Monday, February 26, 2007

The brutal reality of our asylum policy

From Yasmin Alibhai-Brown in the Independent, The brutal reality of our asylum policy

"the plight of asylum-seekers and migrants forcibly deported every day to confirm that John Reid is a man of steel.

Reid has declared war on some of the most oppressed of the world. His department operates policies and practices of institutionalised savagery, rebranded as efficiency. On Tuesday, Tough John will tell us his office is deporting more people than the numbers of "bogus" asylum applicants coming in. To get to target, they pick low-hanging fruit - babies, tots, mums, who will go quietly weeping...

In January, New Labour politicians marked Holocaust Memorial day promising yet again "never again", while sending off black people to be incarcerated or obliterated.

Is there an adequate world in English to describe such fraudulence...

Who speaks for disbelieved and despised asylum-seekers? Nobody in politics, a handful of religious leaders and journalists, and some ordinary Britons of conscience, too few.
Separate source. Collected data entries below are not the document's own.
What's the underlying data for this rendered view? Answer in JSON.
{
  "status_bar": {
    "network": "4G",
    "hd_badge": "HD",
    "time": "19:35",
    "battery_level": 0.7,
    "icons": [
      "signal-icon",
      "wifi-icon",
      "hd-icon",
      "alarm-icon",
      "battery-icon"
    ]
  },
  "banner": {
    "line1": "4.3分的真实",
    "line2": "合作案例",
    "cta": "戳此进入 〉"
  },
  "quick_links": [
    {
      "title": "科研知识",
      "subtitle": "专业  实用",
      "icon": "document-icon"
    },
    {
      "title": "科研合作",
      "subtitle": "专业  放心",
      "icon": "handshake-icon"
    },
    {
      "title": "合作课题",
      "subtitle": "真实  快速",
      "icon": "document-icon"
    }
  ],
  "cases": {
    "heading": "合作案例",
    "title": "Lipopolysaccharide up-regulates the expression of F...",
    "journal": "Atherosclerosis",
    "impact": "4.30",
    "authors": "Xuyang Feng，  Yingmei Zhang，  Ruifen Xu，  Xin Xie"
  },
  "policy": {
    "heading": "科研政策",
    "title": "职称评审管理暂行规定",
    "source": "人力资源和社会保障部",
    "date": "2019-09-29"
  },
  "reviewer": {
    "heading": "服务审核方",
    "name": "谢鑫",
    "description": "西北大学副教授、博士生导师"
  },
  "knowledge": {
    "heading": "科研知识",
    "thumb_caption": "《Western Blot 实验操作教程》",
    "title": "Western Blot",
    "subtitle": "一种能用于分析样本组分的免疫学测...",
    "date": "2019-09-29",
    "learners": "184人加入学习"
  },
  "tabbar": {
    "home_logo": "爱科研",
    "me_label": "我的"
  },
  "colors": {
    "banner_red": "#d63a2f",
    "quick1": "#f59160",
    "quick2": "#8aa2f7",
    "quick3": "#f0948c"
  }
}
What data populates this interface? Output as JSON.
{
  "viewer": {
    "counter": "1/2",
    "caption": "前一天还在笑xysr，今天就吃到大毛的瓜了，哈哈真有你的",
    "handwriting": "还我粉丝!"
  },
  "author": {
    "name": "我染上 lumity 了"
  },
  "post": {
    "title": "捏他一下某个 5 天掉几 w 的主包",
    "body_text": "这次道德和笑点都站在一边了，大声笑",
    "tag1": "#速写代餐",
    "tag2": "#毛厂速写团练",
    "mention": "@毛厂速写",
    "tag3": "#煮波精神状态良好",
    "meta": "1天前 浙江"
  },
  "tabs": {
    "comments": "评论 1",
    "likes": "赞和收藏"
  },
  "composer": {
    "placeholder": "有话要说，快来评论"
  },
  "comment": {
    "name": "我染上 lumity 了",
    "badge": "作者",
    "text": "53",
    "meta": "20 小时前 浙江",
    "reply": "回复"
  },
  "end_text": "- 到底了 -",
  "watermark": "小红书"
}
The national mood is toxic, and even nice liberals now choose to believe that the majority who flee here are scum or cunning terrorists. These newest recruits to Close Britannia have never met a single asylum-seeker in person, which is why their generic condemnation is so guilt-free...

Our Government has in effect torn up the Geneva Convention. It embodied the repudiation of barbarously efficient Nazis who believed some were born less human than others. That barbarism is back again. Can we stop the flight of shame tonight and save ourselves? Lord Macaulay once described Britain as "the sacred last refuge of mankind". That is the heritage we must reclaim from the bully boys of New Labour."

Colin Firth has also written to the Independent outlining the case of a man the UK is about to deport to the Congo, a nurse imprisoned and tortured for refusing to administer morphine overdoses, who managed to escape and make his way to the UK in 2002. This nurse, along with 22 other adults and 19 children are being flown back to their homeland today, a place where 4 million people have been murdered since 1998.